[Date Prev][Date Next][Thread Prev][Thread Next][Date Index][Thread Index]

Re: [Bug] Bring up Dom0 on Arm board



On Sat, 28 Jan 2023, 蔡力刚 wrote:
> Hi, 
> I was on vacation, sorry for the late reply.
> 
> >>>>>> About the mali and sdmmc drivers problem, I compare the log between 
> >>>>>>boot with xen and boot without xen.
> >>>>>> And found an error log as below:
> >>>>>> [ 65.517345] arm-scmi firmware:scmi: SCMI Notifications - Core Enabled.
> >>>>>> (XEN) d0v2 Unhandled SMC/HVC: 0x82000010
> >>>>>> [ 66.559382] arm-scmi firmware:scmi: unable to communicate with SCMI
> >>>>>> [ 66.559516] arm-scmi: probe of firmware:scmi failed with error -95
> >>>>>> It seems SCMI driver probe failed.

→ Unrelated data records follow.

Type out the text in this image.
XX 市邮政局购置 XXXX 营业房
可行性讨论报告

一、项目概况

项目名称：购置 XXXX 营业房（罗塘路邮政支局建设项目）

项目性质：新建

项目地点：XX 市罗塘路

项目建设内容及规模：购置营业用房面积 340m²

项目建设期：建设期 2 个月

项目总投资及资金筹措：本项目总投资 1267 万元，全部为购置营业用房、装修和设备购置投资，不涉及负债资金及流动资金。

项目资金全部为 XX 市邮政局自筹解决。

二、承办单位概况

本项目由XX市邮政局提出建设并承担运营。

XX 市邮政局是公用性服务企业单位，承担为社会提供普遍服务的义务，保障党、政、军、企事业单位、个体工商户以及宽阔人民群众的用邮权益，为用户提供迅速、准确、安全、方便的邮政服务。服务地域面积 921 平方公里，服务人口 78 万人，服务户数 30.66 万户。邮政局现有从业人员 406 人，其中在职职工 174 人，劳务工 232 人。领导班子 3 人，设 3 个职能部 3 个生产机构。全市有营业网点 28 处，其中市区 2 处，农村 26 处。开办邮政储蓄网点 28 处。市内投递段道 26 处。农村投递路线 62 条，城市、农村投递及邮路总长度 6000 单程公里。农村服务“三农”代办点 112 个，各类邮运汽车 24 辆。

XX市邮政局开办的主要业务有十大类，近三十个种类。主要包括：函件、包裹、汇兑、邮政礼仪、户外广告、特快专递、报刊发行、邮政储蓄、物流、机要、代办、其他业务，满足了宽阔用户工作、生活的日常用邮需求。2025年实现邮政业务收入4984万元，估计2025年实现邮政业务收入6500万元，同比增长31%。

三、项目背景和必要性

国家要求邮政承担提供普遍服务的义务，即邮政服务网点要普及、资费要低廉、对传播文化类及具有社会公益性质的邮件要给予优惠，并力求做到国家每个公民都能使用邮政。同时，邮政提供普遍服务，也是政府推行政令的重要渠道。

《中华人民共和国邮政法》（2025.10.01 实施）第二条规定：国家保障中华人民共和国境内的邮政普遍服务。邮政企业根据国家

> >>>>>> So I did an experiment, disable SCMI driver and rebuild the Linux 
> >>>>>>kernel,
> >>>>>> boot up in normal way without xen, and reproduces the problem that 
> >>>>>>mali and sdmmc did not bring up.
> >>>>>> It looks like a high probability SCMI cause the problem.
> >>>>>> I read the Linux code and targeting located the error -95,
> >>>>>> It seems SCMI probe failed cause by SMCCC not supported, code as below:
> >>>>>> static int smc_send_message(struct scmi_chan_info *cinfo,
> >>>>>> struct scmi_xfer *xfer)
> >>>>>> {
> >>>>>> struct scmi_smc *scmi_info = cinfo->transport_info;
> >>>>>> struct arm_smccc_res res;
> >>>>>> mutex_lock(&scmi_info->shmem_lock);
> >>>>>> shmem_tx_prepare(scmi_info->shmem, xfer);
> >>>>>> if (scmi_info->irq)
> >>>>>> reinit_completion(&scmi_info->tx_complete);
> >>>>>> arm_smccc_1_1_invoke(scmi_info->func_id, 0, 0, 0, 0, 0, 0, 0, &res);
> >>>>>> if (scmi_info->irq)
> >>>>>> wait_for_completion(&scmi_info->tx_complete);
> >>>>>> scmi_rx_callback(scmi_info->cinfo, 
> >>>>>>shmem_read_header(scmi_info->shmem));
> >>>>>> mutex_unlock(&scmi_info->shmem_lock);
> >>>>>> /* Only SMCCC_RET_NOT_SUPPORTED is valid error code */
> >>>>>> if (res.a0)
> >>>>>> return -EOPNOTSUPP;
> >>>>>> return 0;
> >>>>>> }
> >>>>>> #define EOPNOTSUPP 95 /* Operation not supported on transport endpoint 
> >>>>>>*/
> >>>>>> I also check the code where Unhandled SMC/HVC print in xen,
> >>>>>> and found the log cause by unhandled SMCCC call in function 
> >>>>>>vsmccc_handle_call().
> >>>>>> Could it be xen unhandle SMCCC call cause SCMI driver probe failed ?
> >>>>>
> >>>>> Yes. The domain would need to talk to the host SCMI. This is not yet
> >>>>> supported because Xen doesn't provide a mediator (this is necessary to
> >>>>> ensure the safety of the call).
> >>>>>
> >>>>> If you are *only* looking to use the Mali driver in dom0. So you could
> >>>>> add some code in Xen to forward simply forward the request to the host
> >>>>> and check if it helps you.
> >>>>
> >>>> How can I pass the requset to the host? I'm not familiar with xen code,
> >>>> is there any
> >>>> reference code in xen?
> >>>
> >>> There are a couple of solution:
> >>> 1) You request the hypervisor to avoid trapping SVC. This would also
> >>> need some changes in Linux to force the Mali driver to use SVC rather
> >>> than HVC. There is a patch on xen-devel, to avoid trapping (see [1]).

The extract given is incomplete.